Raja : Le grand chambardement

Un entraîneur s’en va, des dirigeants sont sanctionnés et des joueurs sont suspendus. Le mot «purge» peut sembler excessif pour qualifier ce qui se passe actuellement au Raja de Casablanca. Mais la tendance infléchie fait que les mouvements qui s’y opèrent y ressemblent beaucoup.
Le divorce entre le Raja de Casablanca et l’entraîneur belge Walter Meeuws a été prononcé lundi. C’était inévitable. Tant les Diables Verts ont semblé avoir du mal à se remettre de leur finale perdue face au Zamalek en Ligue des champions d’Afrique de football.
Haj Abdeslam Hanat, le président du Raja, évoquera «une séparation à l’amiable avec M. Walter Meeuws». «La séparation fait partie des choses de la vie», a-t-il déclaré à Aujourd’hui Le Maroc, soulignant qu’un entraîneur est toujours sur la sellette. Walter Meeuws est un grand monsieur, mais les résultats n’ont pas suivi, a-t-il poursuivi, ajoutant que «cette situation est également due aux conditions qui ont prévalu après la défaite face au Zamalek». Mais M. Hanat ne rejette pas l’entière responsabilité sur Meeuws, qui s’est montré «compréhensif», en affirmant que celui-ci a aussi péché par malchance. Et d’illustrer ses propos en affirmant que le Raja «a fait des matches pleins, mais qu’il n’arrivait pas à se débarrasser de la guigne qui le poursuivait». Il faut dire que le bilan affiché depuis le début de saison n’est guère reluisant pour un club qui a remporté le championnat six saisons d’affilée. Douzième au classement, avec deux victoires, huit matches-nuls et deux défaites en douze matches.
La pression du public aidant, la position du coach devenait de plus en plus intenable. La victoire contre le WAC en match-derby lui avait certes donné une bouffée d’oxygène et un peu de répit, mais le match-nul face au Tihad Sportif de Casablanca (TSC) avait réactivé la crise. En attendant le recrutement d’un nouvel entraîneur, l’intérim sera assuré par Mohamed Nejmi.

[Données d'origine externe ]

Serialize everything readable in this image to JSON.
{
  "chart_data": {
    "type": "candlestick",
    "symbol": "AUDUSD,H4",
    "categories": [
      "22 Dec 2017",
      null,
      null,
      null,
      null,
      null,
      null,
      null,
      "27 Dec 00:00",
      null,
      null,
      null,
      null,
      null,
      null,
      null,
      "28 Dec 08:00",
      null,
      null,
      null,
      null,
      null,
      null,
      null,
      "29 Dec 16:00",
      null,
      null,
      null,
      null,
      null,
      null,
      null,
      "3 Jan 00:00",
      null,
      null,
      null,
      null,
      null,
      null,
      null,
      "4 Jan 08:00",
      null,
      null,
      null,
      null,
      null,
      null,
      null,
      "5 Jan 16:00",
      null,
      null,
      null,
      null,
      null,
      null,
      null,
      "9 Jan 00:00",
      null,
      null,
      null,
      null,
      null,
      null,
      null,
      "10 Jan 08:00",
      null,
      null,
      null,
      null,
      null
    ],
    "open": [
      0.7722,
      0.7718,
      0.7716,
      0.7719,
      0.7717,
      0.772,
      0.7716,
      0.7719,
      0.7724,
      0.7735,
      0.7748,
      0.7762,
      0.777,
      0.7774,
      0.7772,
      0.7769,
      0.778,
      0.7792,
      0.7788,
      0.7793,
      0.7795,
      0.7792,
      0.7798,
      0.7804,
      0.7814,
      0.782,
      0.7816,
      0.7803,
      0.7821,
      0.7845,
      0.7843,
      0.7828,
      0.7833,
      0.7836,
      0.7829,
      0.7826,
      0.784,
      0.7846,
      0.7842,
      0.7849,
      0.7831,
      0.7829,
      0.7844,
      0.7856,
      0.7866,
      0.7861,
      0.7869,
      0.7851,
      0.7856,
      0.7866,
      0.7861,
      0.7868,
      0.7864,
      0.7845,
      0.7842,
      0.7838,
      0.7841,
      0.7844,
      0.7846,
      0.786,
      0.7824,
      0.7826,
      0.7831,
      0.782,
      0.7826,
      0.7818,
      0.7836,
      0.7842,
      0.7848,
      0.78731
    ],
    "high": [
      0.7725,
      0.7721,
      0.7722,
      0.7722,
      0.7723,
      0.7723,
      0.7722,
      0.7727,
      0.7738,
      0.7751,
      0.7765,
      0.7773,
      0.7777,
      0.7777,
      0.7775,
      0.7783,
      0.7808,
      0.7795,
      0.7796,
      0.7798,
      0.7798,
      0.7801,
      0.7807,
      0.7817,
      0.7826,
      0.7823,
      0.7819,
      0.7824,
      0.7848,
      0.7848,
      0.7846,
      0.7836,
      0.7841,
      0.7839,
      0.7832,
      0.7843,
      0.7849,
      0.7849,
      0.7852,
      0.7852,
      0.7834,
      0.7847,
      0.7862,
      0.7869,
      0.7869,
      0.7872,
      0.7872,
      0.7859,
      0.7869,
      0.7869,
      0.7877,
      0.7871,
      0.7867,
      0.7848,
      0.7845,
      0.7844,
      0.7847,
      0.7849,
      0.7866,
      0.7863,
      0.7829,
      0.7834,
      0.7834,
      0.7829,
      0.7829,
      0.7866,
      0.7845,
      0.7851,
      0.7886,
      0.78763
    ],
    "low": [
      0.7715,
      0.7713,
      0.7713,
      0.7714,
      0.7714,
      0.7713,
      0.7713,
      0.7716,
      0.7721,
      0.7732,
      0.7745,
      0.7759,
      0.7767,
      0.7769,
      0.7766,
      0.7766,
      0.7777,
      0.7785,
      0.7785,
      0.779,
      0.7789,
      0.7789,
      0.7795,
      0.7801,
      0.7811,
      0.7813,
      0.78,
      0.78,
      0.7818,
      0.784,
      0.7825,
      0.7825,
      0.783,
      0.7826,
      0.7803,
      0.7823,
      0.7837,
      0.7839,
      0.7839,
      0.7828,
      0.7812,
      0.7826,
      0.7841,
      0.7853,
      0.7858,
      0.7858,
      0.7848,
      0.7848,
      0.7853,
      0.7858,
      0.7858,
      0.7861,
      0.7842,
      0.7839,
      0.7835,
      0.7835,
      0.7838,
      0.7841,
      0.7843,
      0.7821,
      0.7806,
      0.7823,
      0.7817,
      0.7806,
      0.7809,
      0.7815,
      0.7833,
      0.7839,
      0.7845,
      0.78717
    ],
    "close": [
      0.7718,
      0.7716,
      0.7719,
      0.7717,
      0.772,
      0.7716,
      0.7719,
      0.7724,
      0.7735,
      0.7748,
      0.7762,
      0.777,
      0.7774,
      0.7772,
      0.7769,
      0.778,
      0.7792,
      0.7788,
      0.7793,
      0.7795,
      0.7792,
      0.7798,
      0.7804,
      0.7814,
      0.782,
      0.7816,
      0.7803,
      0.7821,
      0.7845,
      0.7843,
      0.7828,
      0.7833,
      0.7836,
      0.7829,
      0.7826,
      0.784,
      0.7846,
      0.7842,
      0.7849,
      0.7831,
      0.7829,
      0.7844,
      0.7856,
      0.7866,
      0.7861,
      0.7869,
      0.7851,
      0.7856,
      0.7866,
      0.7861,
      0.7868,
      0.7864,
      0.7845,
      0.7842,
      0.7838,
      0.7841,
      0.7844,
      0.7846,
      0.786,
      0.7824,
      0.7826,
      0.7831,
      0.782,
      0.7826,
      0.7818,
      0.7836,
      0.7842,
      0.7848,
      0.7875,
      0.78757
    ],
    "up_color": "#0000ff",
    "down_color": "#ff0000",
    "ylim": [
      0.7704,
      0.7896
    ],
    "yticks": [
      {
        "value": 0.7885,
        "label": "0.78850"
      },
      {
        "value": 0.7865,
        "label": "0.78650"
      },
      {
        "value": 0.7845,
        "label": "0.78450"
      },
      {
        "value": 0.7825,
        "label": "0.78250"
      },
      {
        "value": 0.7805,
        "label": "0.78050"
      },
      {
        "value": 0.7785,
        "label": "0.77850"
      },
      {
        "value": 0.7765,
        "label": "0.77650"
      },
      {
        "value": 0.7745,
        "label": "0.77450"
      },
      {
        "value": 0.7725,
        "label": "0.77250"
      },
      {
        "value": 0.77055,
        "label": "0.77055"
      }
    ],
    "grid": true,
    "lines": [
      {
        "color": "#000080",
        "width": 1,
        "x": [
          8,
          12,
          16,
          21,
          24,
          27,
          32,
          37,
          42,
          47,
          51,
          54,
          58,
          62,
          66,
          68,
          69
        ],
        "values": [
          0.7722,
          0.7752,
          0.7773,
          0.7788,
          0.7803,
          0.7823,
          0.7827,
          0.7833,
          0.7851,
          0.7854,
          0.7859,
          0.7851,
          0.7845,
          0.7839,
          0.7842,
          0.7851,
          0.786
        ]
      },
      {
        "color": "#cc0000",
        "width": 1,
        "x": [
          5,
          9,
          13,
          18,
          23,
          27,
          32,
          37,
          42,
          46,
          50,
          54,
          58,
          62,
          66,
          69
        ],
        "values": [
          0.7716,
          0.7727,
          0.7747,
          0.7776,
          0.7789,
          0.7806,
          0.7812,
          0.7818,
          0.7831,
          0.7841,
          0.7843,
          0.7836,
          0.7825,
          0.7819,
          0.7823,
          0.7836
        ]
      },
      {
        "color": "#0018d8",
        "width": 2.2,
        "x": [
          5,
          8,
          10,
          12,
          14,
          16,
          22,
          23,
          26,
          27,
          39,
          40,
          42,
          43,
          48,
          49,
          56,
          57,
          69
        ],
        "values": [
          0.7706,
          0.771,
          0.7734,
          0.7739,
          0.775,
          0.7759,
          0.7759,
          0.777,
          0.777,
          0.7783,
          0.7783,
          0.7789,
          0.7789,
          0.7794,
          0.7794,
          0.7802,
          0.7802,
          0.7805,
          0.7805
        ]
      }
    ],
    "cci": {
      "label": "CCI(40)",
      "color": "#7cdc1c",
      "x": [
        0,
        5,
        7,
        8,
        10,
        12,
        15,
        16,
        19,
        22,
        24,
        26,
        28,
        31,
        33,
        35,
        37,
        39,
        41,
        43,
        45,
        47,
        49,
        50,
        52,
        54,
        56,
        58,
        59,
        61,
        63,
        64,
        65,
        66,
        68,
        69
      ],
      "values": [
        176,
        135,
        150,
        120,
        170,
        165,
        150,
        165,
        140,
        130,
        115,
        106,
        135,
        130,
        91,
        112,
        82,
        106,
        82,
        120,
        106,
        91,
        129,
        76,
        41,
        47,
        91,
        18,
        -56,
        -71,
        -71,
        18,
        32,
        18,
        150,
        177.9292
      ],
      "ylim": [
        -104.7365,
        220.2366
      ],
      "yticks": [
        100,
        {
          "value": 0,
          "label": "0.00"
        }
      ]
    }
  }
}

Mais déjà, et même s’il n’y a pour l’instant pas de pistes précises, le secrétariat du Raja a reçu «trois ou quatre CV d’entraîneurs nationaux et étrangers».
Le problème de résultats et d’entraîneur n’est pas le seul que connaisse le Raja, dont le comité a pris, lundi soir, plusieurs mesures disciplinaires et sanctions à l’encontre de certains dirigeants et joueurs du clubs. Le comité, qui a tenu une réunion extraordinaire après son divorce avec Walter Meeuws, a décidé de geler les activités jusqu’à la fin de la saison de Abdellatif Lasky, l’un des doyens des dirigeants du Raja, et Mohamed Ouafiq, le trésorier qui avait démissionné la semaine dernière. Il sera remplacé par Mustapha Dahnane, un autre membre du comité, qui aura Abdelkader Bouderraja pour adjoint, alors que le contrôle financier sera effectué par Abderrahim Doghmi, le président de la commission financière.
Le comité a également décidé de la suspension jusqu’à nouvel ordre de Saïd Bouzarouata, le secrétaire administratif du club, et ce dans le sillage de l’affaire des réserves techniques Raja/JSM. C’est le secrétaire général du club qui assurera cette fonction, alors que l’administration générale du club sera sous la responsabilité directe du président Hanat. «Nous avons été obligés de prendre ces mesures, car il y avait un peu de laisser-aller, sur le plan de l’administration, sur le plan disciplinaire…», a ajouté M. Hanat, soulignant qu’il «fallait secouer le cocotier». Les joueurs sont également concernés puisque Zakaria Aboub, un récidiviste, et Noureddine Kacimi, un joueur caractériel, ont été suspendus pour une durée indéterminée.
Pour sa part, Abdelouahad Abdessamad a été mis à l’écart jusqu’à l’examen de son cas par la commission de discipline. Ces mesures-sanctions réussiront-elles à remettre à flot le bateau du Raja, douzième au classement, à treize points du hassania d’Agadir, actuel leader du GNF I ? Seul l’avenir nous le dira.